There is a very natural proof that the product of path-connected spaces is path-connected:
Let $X=\prod_{i\in I}X_i$ be a product of path-connected spaces $X_i$. Given $(x_i)_{i\in I},(y_i)_{i\in I}\in X$, by assumption for each $i$ there is a path $\gamma_i$ from $x_i$ to $y_i$. Then the function $\gamma(t)=(\gamma_i(t))_{i\in I}$ is a path from $(x_i)_{i\in I}$ to $(y_i)_{i\in I}$.
This proof uses the (full) axiom of choice in the selection of the $\gamma_i$'s. Now what I would like to know is whether, as with Tychonoff's theorem, you can recover AC from this statement.
Yes! Assume that any product of path-connected spaces is path-connected. Let $(X_i)_{i\in I}$ be an arbitrary collection of nonempty sets. We want to demonstrate a choice function on $(X_i)$.
Equip $X_i$ with the discrete topology. Let $SX_i$ be the suspension of $X_i$: explicitly, this is the quotient of $X_i\times[0,1]$ by collapsing the edges $X_i\times\{0\}$ and $X_i\times \{1\}$ to points we will call $0_i$ and $1_i$. Since $X_i$ is nonempty, $SX_i$ is path-connected. Now by assumption, $\prod_iSX_i$ is path-connected. Let $\gamma:[0,1]\to\prod_iSX_i$ be a path from $\prod_i0_i$ to $\prod_i1_i$. I claim that $\gamma$ defines a choice function, as follows.
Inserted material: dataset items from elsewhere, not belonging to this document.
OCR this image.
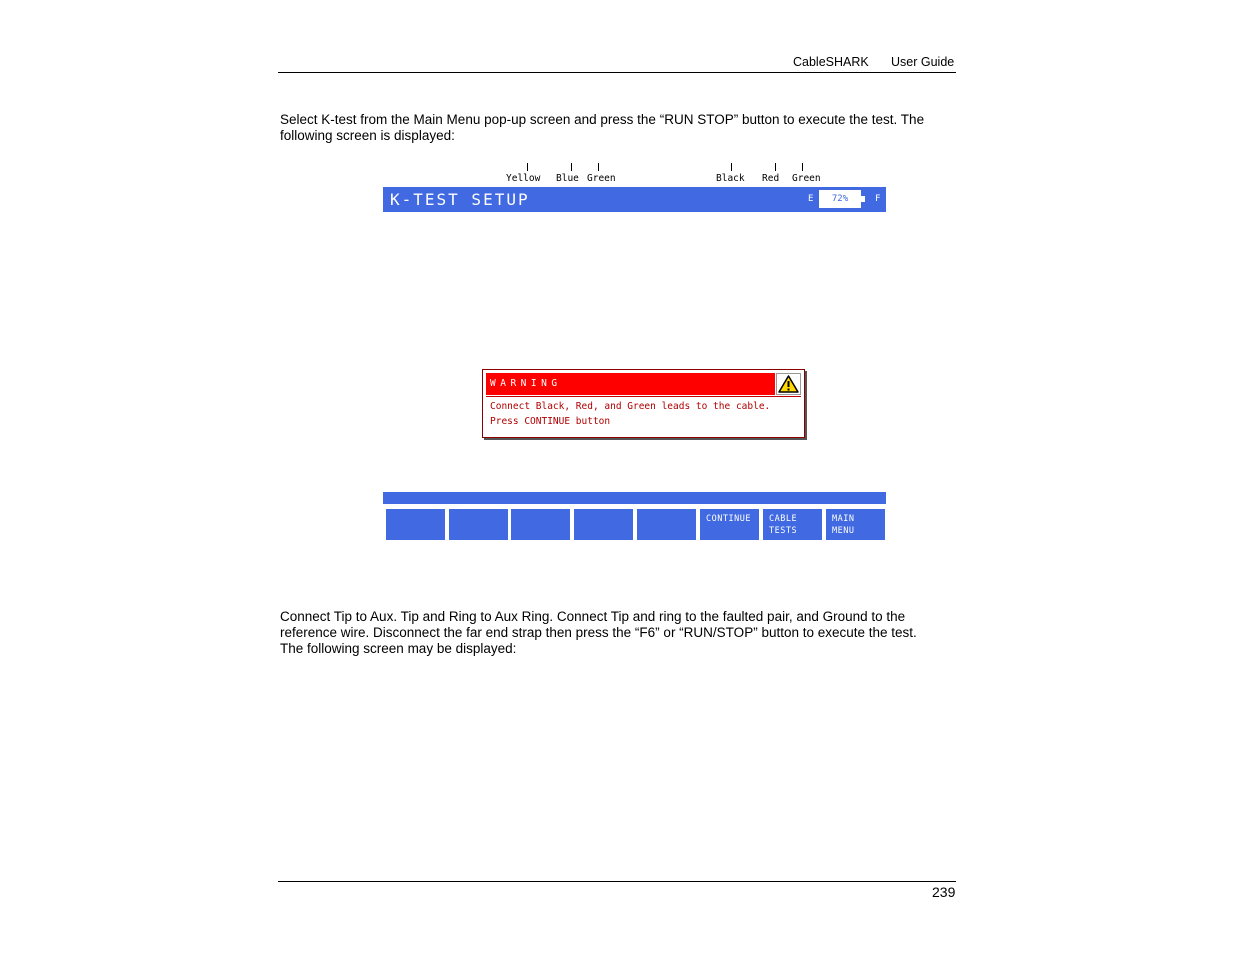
CableSHARK User Guide
Select K-test from the Main Menu pop-up screen and press the “RUN STOP” button to execute the test. The
following screen is displayed:
Yellow Blue Green	Black Red Green
K-TEST SETUP	E	72%	F
WARNING
Connect Black, Red, and Green leads to the cable.
Press CONTINUE button
CONTINUE CABLE
TESTS
MAIN
MENU
Connect Tip to Aux. Tip and Ring to Aux Ring. Connect Tip and ring to the faulted pair, and Ground to the
reference wire. Disconnect the far end strap then press the “F6” or “RUN/STOP” button to execute the test.
The following screen may be displayed:
239
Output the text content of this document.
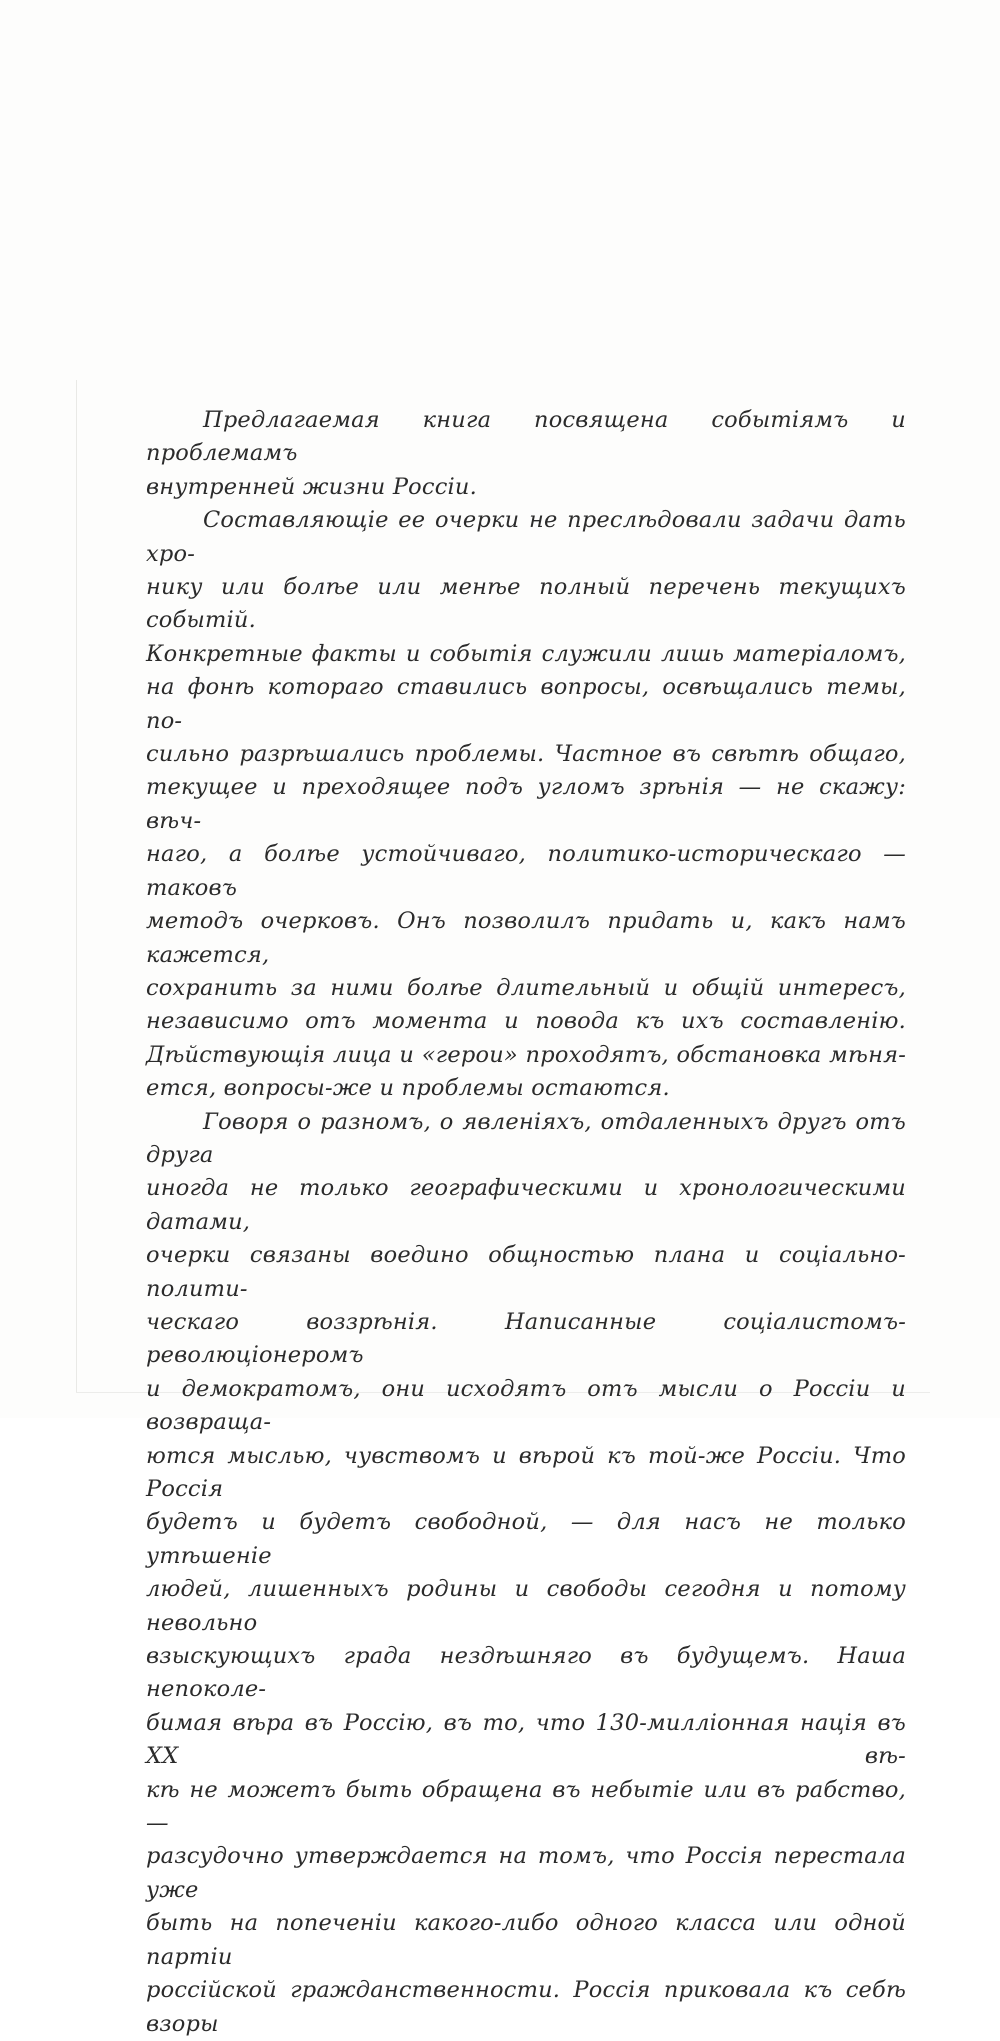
Предлагаемая книга посвящена событіямъ и проблемамъ
внутренней жизни Россіи.
Составляющіе ее очерки не преслѣдовали задачи дать хро-
нику или болѣе или менѣе полный перечень текущихъ событій.
Конкретные факты и событія служили лишь матеріаломъ,
на фонѣ котораго ставились вопросы, освѣщались темы, по-
сильно разрѣшались проблемы. Частное въ свѣтѣ общаго,
текущее и преходящее подъ угломъ зрѣнія — не скажу: вѣч-
наго, а болѣе устойчиваго, политико-историческаго — таковъ
методъ очерковъ. Онъ позволилъ придать и, какъ намъ кажется,
сохранить за ними болѣе длительный и общій интересъ,
независимо отъ момента и повода къ ихъ составленію.
Дѣйствующія лица и «герои» проходятъ, обстановка мѣня-
ется, вопросы-же и проблемы остаются.
Говоря о разномъ, о явленіяхъ, отдаленныхъ другъ отъ друга
иногда не только географическими и хронологическими датами,
очерки связаны воедино общностью плана и соціально-полити-
ческаго воззрѣнія. Написанные соціалистомъ-революціонеромъ
и демократомъ, они исходятъ отъ мысли о Россіи и возвраща-
ются мыслью, чувствомъ и вѣрой къ той-же Россіи. Что Россія
будетъ и будетъ свободной, — для насъ не только утѣшеніе
людей, лишенныхъ родины и свободы сегодня и потому невольно
взыскующихъ града нездѣшняго въ будущемъ. Наша непоколе-
бимая вѣра въ Россію, въ то, что 130-милліонная нація въ XX вѣ-
кѣ не можетъ быть обращена въ небытіе или въ рабство, —
разсудочно утверждается на томъ, что Россія перестала уже
быть на попеченіи какого-либо одного класса или одной партіи
россійской гражданственности. Россія приковала къ себѣ взоры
Let $\gamma_i:[0,1]\to SX_i$ be the induced path on $SX_i$. Let $t_i\in(0,1)$ be the least time such that the second coordinate of $\gamma_i(t_i)$ equals $1/2$. The first coordinate of $\gamma_i(t_i)$ is an element $x_i\in X_i$. We're done: $i\mapsto x_i$ is our choice function.